Le soleil dans le ciel de l’eau s’élève, c’est le jour. Nico a le ventre gros et Gunther continue d’aller et venir chaque jour derrière la dune-colline sans importance. L’enfant couché gratte encore des croutes sur ses jambes et gratte encore des mots dans le fond de sa bouche pour que Gunther dorme écoute les faits du jour. C’est le jour. Comme d’habitude les grains de sable vont dans la plaie qui frotte le sol de sable pendant que l’enfant rampe vers Nico.
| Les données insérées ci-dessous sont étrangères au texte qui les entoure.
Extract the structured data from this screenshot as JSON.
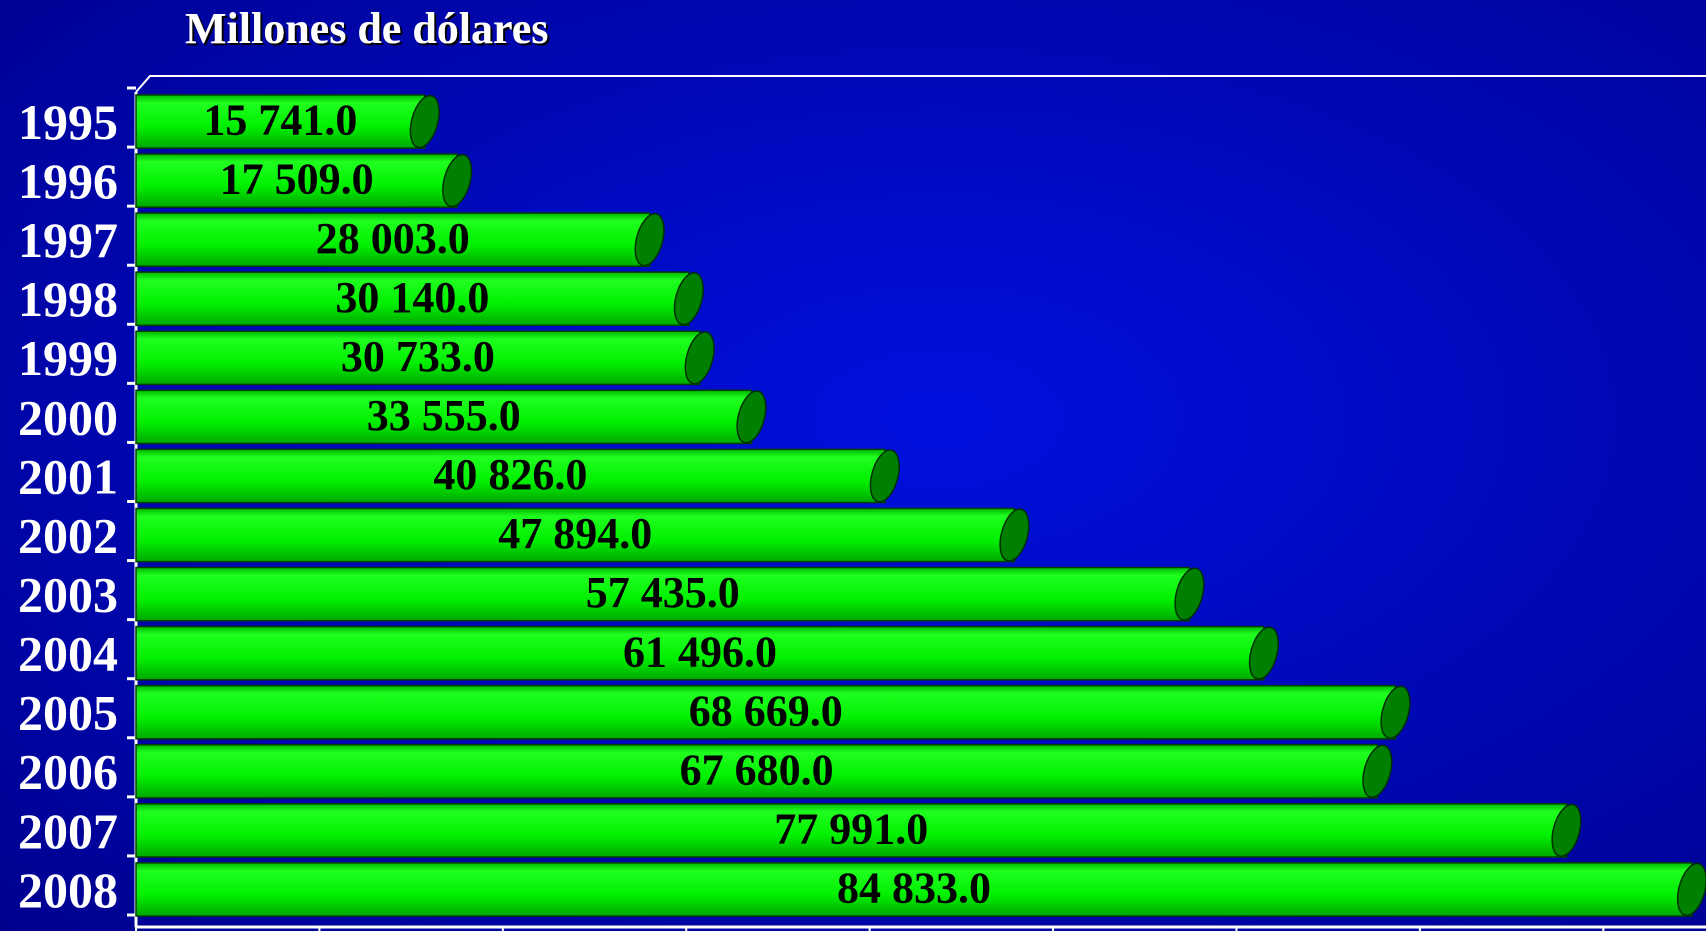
{
  "chart_data": {
    "type": "bar",
    "orientation": "horizontal",
    "title": "Millones de dólares",
    "categories": [
      "1995",
      "1996",
      "1997",
      "1998",
      "1999",
      "2000",
      "2001",
      "2002",
      "2003",
      "2004",
      "2005",
      "2006",
      "2007",
      "2008"
    ],
    "values": [
      15741,
      17509,
      28003,
      30140,
      30733,
      33555,
      40826,
      47894,
      57435,
      61496,
      68669,
      67680,
      77991,
      84833
    ],
    "value_labels": [
      "15 741.0",
      "17 509.0",
      "28 003.0",
      "30 140.0",
      "30 733.0",
      "33 555.0",
      "40 826.0",
      "47 894.0",
      "57 435.0",
      "61 496.0",
      "68 669.0",
      "67 680.0",
      "77 991.0",
      "84 833.0"
    ],
    "color": "#00f000",
    "xlim": [
      0,
      85000
    ],
    "xticks": [
      0,
      10000,
      20000,
      30000,
      40000,
      50000,
      60000,
      70000,
      80000
    ]
  }
}
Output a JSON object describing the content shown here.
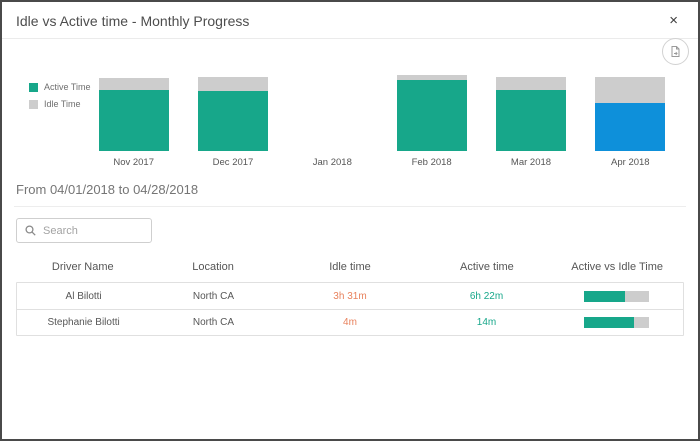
{
  "modal": {
    "title": "Idle vs Active time - Monthly Progress",
    "close_icon": "×"
  },
  "export_button": {
    "icon": "export-document-icon"
  },
  "colors": {
    "active": "#17a78a",
    "idle": "#cdcdcd",
    "selected_month": "#0e90da",
    "idle_text": "#e8825d",
    "active_text": "#17a78a",
    "progress_track": "#cdcdcd"
  },
  "legend": {
    "items": [
      {
        "label": "Active Time",
        "color": "#17a78a"
      },
      {
        "label": "Idle Time",
        "color": "#cdcdcd"
      }
    ]
  },
  "chart_data": {
    "type": "bar",
    "stacked": true,
    "title": "Idle vs Active time - Monthly Progress",
    "categories": [
      "Nov 2017",
      "Dec 2017",
      "Jan 2018",
      "Feb 2018",
      "Mar 2018",
      "Apr 2018"
    ],
    "series": [
      {
        "name": "Active Time",
        "values": [
          80,
          79,
          0,
          93,
          80,
          63
        ]
      },
      {
        "name": "Idle Time",
        "values": [
          16,
          18,
          0,
          7,
          17,
          34
        ]
      }
    ],
    "ylim": [
      0,
      100
    ],
    "grid": false,
    "legend_position": "left",
    "highlighted_category": "Apr 2018",
    "highlight_color": "#0e90da",
    "bar_colors": {
      "active": "#17a78a",
      "idle": "#cdcdcd"
    }
  },
  "period": {
    "label": "From 04/01/2018 to 04/28/2018"
  },
  "search": {
    "placeholder": "Search",
    "icon": "magnifier"
  },
  "table": {
    "columns": [
      "Driver Name",
      "Location",
      "Idle time",
      "Active time",
      "Active vs Idle Time"
    ],
    "rows": [
      {
        "driver": "Al Bilotti",
        "location": "North CA",
        "idle_time": "3h 31m",
        "active_time": "6h 22m",
        "active_pct": 63
      },
      {
        "driver": "Stephanie Bilotti",
        "location": "North CA",
        "idle_time": "4m",
        "active_time": "14m",
        "active_pct": 77
      }
    ]
  }
}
Nico enfin endormie n’attend pas le jus de la bouche de l’enfant, elle n’y coupe pas aujourd’hui pourtant, c’est l’habitude, c’est le désert des chiens et des enfants, c’est chez Nico et Gunther, Nico avec son ventre qui grossit au fil des filets de bave épaisse fuyant dans la gorge de la bouche sans contact avec les lèvres qui délivrent le jus de langue des faits. L’enfant nourrit Nico. Pendant qu’elle dort. Comme tous les jours. Et comme tous les jours pendant qu’elle dort l’enfant nourrit Nico et Gunther se lève, pattes avant se tendent l’arrière train suit, la gueule basse, langue lèche bouche et s’en va, Gunther s’en va. Les dunes-mystères de sable effacent les pas de Gunther, Gunther traverse la grande dune qui n’a pas de mystère pour lui, comme tous les jours Gunther va derrière la dune pendant que l’enfant laisse filer la bave dans la bouche de la chienne glabre.

 

Là je parle à l’oreille du chien Gunther. Sa grosse masse poils écoute le long roulis-récit des faits du jour. Marée basse, il y a les étoiles qui scintillent, il y a la lune disparue, il y a des masses poils sombres qui défilent au loin dans le flou invisible. Je suis en train de raconter ce que fait Gunther au moment où la lune file derrière la grande dune-mystère et Gunther couché là poils remuent paupières vibrent au fil des rêves qui écoutent ma langue dans le roulis-récit. Au loin derrière les masses floues qui galopent ou trottent. Invisibles les bruissements des enfants qui racontent et les masses inaudibles floues qui filent glissent en silence. Gunther vibre. Les poils de Gunther vibrent et je ne suis pas serein dans ce balai de chiens errants au loin. Des yeux qui plongent. Je sens Nico, Gunther va somnoler quelques instants quand Nico sera endormie en attente du jus des faits, quelques instants où je trainerai mes genoux entre les grains de sable entrent dans les plaies, je sens Nico pas normale vibre ses poils se hérissent me font attention les masses poils sombres floues autres chiens trainent gras sable crient muets brillent là je parle à l’oreille de Gunther. La grosse masse de poils écoute le long roulis-récit des faits du jour. C’est la marée basse et les étoiles scintillent lune derrière la grande dune mystère au moment où je file des mots de trame, Gunther dort écoute malangue claque juste Nico qui tremble et ma langue claque : de gros dogues puants débarquent. J’ai peur.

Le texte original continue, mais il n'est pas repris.